Tuesday, May 12, 2009

The World of Charles Addams

Here's how this works: I finish reading something, and I tell you about it, and I try not to bore you to death. Today: a review, of sorts, of The World of Charles Addams (Knopf, 1991).

I've been in a New Yorker mood for many months now. I've been slowly working my way through that mammoth Complete Cartoons book and CD-ROM collection that Marie gave me since Christmas, and I'm saving myself the treat of looking at all of the great, underrated Jack Ziegler work on the disk for when I'm finished with the book itself.
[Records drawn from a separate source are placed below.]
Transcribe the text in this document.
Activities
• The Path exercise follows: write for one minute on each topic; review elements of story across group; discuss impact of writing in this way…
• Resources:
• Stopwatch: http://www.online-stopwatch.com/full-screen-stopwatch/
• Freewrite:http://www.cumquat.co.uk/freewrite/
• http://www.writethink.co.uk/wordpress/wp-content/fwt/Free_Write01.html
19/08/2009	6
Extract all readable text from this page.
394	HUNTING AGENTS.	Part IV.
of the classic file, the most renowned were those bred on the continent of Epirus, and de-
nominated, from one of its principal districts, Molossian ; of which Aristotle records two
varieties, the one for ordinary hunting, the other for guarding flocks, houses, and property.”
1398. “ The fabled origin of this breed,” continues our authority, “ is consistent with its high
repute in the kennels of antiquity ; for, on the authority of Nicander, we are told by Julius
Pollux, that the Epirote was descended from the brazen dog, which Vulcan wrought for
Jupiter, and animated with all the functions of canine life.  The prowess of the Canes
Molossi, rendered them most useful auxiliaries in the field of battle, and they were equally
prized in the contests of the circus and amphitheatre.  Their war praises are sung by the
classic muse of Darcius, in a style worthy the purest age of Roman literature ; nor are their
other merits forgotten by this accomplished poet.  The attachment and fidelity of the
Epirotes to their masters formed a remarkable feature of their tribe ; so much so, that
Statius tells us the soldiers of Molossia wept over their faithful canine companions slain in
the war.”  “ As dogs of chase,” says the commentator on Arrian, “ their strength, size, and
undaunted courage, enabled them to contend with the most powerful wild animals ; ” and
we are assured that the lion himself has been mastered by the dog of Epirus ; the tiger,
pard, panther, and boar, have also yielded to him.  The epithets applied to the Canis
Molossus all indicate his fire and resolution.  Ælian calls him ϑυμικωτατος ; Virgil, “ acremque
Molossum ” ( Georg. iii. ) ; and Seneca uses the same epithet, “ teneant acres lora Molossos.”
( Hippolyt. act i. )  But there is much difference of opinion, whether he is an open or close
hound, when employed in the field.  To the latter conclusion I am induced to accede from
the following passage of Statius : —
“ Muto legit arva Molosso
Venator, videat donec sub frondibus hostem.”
But seeing some of Charles Addams's earliest material - not that there was any apparent learning curve, he arrived, fully formed, as one of America's greatest cartoonists - reminded me that I had been meaning for years to get myself a copy of this brilliant Addams coffeetable book.

It's a huge, wonderful collection and while I'm sure it could prompt any number of long dissertations about Addams and the macabre and bizarre settings of his weird, funny cartoons, I think those essays have already been written. What I can tell you is that this giant book is more than 300 pages long, with two color sections and a fascinating little biographical essay. The reproduction of all this old material is very nice, and it's a great package which should have been kept in print. That said, you should be able to find a secondhand copy for not too much money, and I recommend you do so. Also, the one about the husband snatched from his picnic by a giant bird is the funniest comic panel ever.